The take-home message is that the actions that governments decided to take are having the desired effects. While I might disagree with one policy or another, I thus invite people to follow the guidance provided from each country. However, it will be interesting to keep comparing the Netherlands and Sweden with other European countries, and China with other countries in South East Asia as, by choice of necessity, different strategies have been employed. Data from the UK and Sweden (and others) is rather noisy, with some temporal variation that might depend on the way data is reported. Therefore, it is to early to tell how the situation is developing in these two countries, but over the next week, a picture will be rather clear. We have now to watch out for the US and also the many countries that I did not study so far but that will play an equally important role in the evolution of this disease.
Personally, I had supported a fast initial response. While trying to shrink the epidemics, I hope that countries now will cooperate to share resources to save as many lives as possible. At the same time, I hope that countries will also cooperate in rebooting the world economy and productivity as soon as possible. We should not rush to not waste all the work done but we should have clear plans to remerge from lockdowns.
We are still adapting to this new reality.

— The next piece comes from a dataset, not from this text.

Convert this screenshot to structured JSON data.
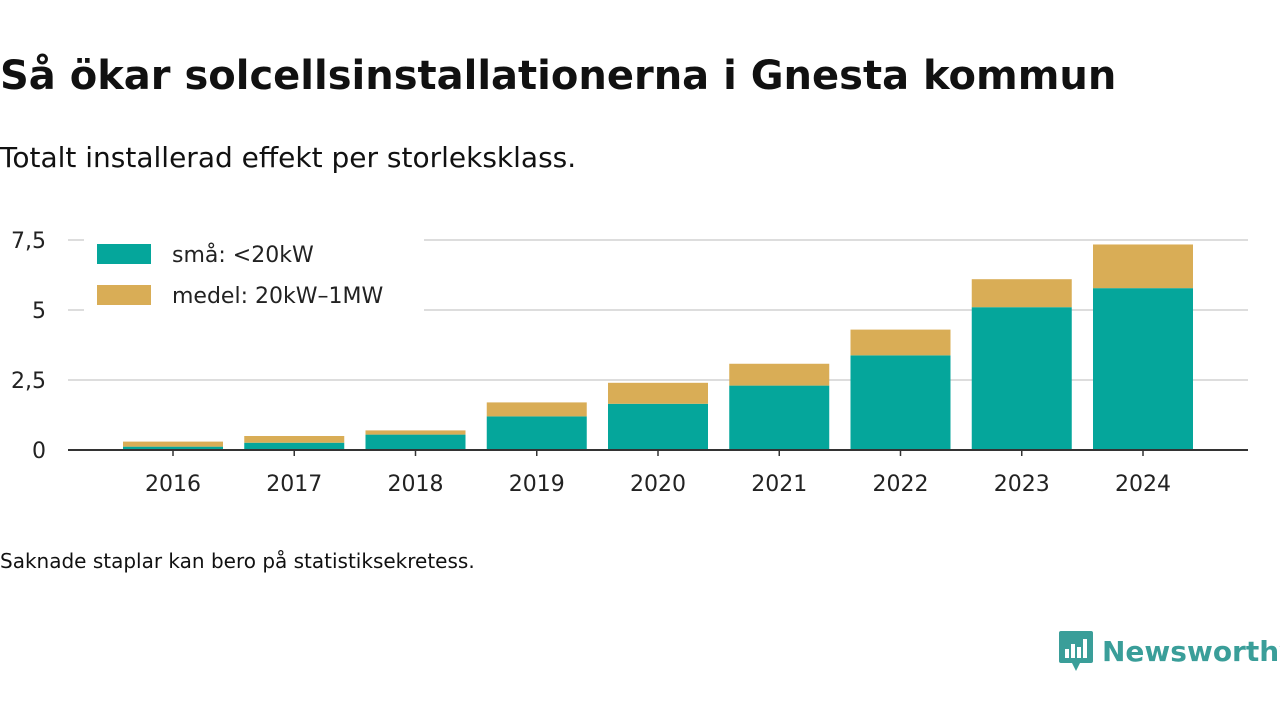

However, while supporting our societies in passing through this public health issue, as soon as we’ll see those trajectories dropping (or before if you can), we will have to quench the pandemics of hate that might break out between countries. We can do that only by resisting the populist trends we had been already experiencing, dark energies that might be getting stronger than ever.
I hope, instead, that we will feel closer to each other. In our streets, in our nations, with our neihboring countries but also with those far far away who suffered or will suffer like any of us. Together, we can build a brighter future. Against each other, more and more lifes will be lost.